Di Indonesia sendiri, Donald menilai ada potensi untuk peralihan rokok itu. Mengingat perokok aktif di Indonesia juga masih relatif tinggi terutama di kalangan laki-laki.

"Di Indonesia dapat ditelusuri bahwa kebiasaan merokok merupakan penyebab utama penyakit seperti kanker paru-paru, tetapi juga penyakit jantung, stroke dan lain sebagainya. Semua itu dapat dikurangi jika semakin banyak perokok Indonesia yang beralih ke rokok elektronik dan produk pengurangan dampak buruk lainnya," terangnya.

Namun memang di satu sisi, peralihan ini akan menjadi tantang bagi kebijakan publik. Terutama untuk membantu para perokok tanpa kemudian merugikan petani tembakau.

"Kita tidak bisa menyelesaikan masalah ini [rokok] tanpa menimbulkan gangguan. Kita tahu ini adalah teknologi baru yang berpotensi mendisrupsi industri rokok," tegasnya.

Hal ini kemudian menjadi tugas dari pemangku kebijakan untuk membantu semua pihak melakukan transisi. Baik dari segi petani tembakau dan perokok aktif itu sendiri.

Sementata itu, Managing Director IDF Foundation Harris Siagian menuturkan forum ini tak lupa membahas analisis manfaat biaya dari isu ekonomi dan kesehatan. Serta penyakit tidak menular yang ujungnya menjadi penghambat pembangunan.

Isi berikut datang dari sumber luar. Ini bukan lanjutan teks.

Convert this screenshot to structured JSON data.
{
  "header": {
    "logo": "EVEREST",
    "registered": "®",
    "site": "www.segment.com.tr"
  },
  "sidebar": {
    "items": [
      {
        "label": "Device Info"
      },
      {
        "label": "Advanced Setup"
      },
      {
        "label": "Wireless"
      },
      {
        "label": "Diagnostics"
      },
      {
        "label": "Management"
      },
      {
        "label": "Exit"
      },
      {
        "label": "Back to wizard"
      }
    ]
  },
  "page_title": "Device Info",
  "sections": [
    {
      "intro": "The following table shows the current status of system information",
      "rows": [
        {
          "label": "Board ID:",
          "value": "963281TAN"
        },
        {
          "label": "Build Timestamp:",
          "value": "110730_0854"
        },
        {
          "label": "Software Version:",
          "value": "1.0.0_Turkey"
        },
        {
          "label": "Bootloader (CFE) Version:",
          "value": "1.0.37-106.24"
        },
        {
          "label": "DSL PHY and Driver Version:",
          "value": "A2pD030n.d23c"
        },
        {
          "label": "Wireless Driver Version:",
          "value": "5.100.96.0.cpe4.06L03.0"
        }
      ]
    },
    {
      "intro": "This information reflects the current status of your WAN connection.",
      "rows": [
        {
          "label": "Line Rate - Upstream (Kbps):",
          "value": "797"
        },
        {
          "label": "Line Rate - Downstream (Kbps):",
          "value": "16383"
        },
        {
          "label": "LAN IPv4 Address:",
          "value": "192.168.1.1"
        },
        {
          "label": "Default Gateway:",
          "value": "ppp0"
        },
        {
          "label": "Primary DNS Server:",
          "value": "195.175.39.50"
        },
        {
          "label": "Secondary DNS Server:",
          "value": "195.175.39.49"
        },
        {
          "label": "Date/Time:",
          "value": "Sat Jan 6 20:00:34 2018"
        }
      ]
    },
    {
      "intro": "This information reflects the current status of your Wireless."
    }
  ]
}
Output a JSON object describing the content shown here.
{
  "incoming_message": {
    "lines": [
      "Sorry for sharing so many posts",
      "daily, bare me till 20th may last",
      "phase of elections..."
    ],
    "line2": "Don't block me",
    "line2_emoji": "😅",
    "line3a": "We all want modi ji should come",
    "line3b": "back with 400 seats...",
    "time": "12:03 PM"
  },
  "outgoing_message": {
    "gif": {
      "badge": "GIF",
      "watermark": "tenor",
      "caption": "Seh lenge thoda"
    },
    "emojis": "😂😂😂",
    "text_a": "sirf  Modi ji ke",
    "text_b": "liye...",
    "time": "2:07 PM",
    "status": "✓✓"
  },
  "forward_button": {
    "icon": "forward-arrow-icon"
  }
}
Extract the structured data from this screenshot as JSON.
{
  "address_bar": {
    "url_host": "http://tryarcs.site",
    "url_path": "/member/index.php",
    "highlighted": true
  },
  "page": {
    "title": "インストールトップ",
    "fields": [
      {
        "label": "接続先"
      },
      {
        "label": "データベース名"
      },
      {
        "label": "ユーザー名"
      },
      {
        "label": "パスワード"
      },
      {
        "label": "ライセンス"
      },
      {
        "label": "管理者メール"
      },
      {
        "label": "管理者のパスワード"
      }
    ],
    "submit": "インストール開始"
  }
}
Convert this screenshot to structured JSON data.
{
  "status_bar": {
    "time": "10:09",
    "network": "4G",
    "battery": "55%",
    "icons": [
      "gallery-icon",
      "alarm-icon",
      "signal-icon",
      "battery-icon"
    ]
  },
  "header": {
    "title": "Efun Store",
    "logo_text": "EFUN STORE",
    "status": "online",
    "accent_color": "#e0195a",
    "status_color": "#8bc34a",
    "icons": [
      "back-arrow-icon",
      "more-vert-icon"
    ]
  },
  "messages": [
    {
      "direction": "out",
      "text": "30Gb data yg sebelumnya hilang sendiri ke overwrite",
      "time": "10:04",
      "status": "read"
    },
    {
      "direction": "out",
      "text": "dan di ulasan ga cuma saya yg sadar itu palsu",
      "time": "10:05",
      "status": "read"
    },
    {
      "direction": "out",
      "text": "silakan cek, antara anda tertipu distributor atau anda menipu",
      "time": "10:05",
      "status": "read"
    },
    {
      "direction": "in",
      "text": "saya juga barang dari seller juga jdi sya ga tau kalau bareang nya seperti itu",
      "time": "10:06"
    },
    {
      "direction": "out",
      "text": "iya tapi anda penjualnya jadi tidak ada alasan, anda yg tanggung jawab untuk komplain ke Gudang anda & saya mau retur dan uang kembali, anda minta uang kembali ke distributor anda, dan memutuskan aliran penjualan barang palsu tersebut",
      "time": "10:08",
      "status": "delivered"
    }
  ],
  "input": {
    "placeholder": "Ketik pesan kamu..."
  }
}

"Kita banyak membahas pajak rokok, biaya pengobatan penyakit akibat rokok. Belum pernah ditengok kebijakan mengenai apa alternatif dari rokok ini yang bisa menurunkan penyakit dan pengeluaran pemerintah terhadap penyembuhan penyakit dan penyakitnya sendiri," terang Harris.

Harris menilai bahwa kebijakan itu tidak bisa serta merta diputuskan tanpa mengetahui dampak bagi konsumen. Melalui acara symposium ini beberapa peneliti dari beberapa negara akan memaparkan studi-studi mereka terkait strategy harm reduction ini yang mencakup studi prilaku konsumen, perpajakan, regulasi pemerintah serta dampak kesehatan akibat rokok.

"Bagaimana kebijakan itu bisa diarahkan tetapi juga yang menerima kebijakan juga mengetahui dampak pemilihan dia," cetusnya.

Royal Malaysian Customs Department Dato' Sri Subromaniam Tholasy yang sekaligus Former Director General of Customs menambahkan simposium ini penting untuk menjadi diskusibpara pakar dari berbagai negara. Guna melihat kajian-kajian yang ada untuk mengimplementasikannya ke kebijakan.

"Jadi adakah strategi untuk melarang rokok elektronik atau itu satu policy (kebijakan) ada manfaat atau tidak. Itu yang perlu kaji. Dalam simposium yang diajukan oleh IDF ini kita akan lihat kajian-kajian dari berbagai pakar dari berbagai negara," tambah Tholasy.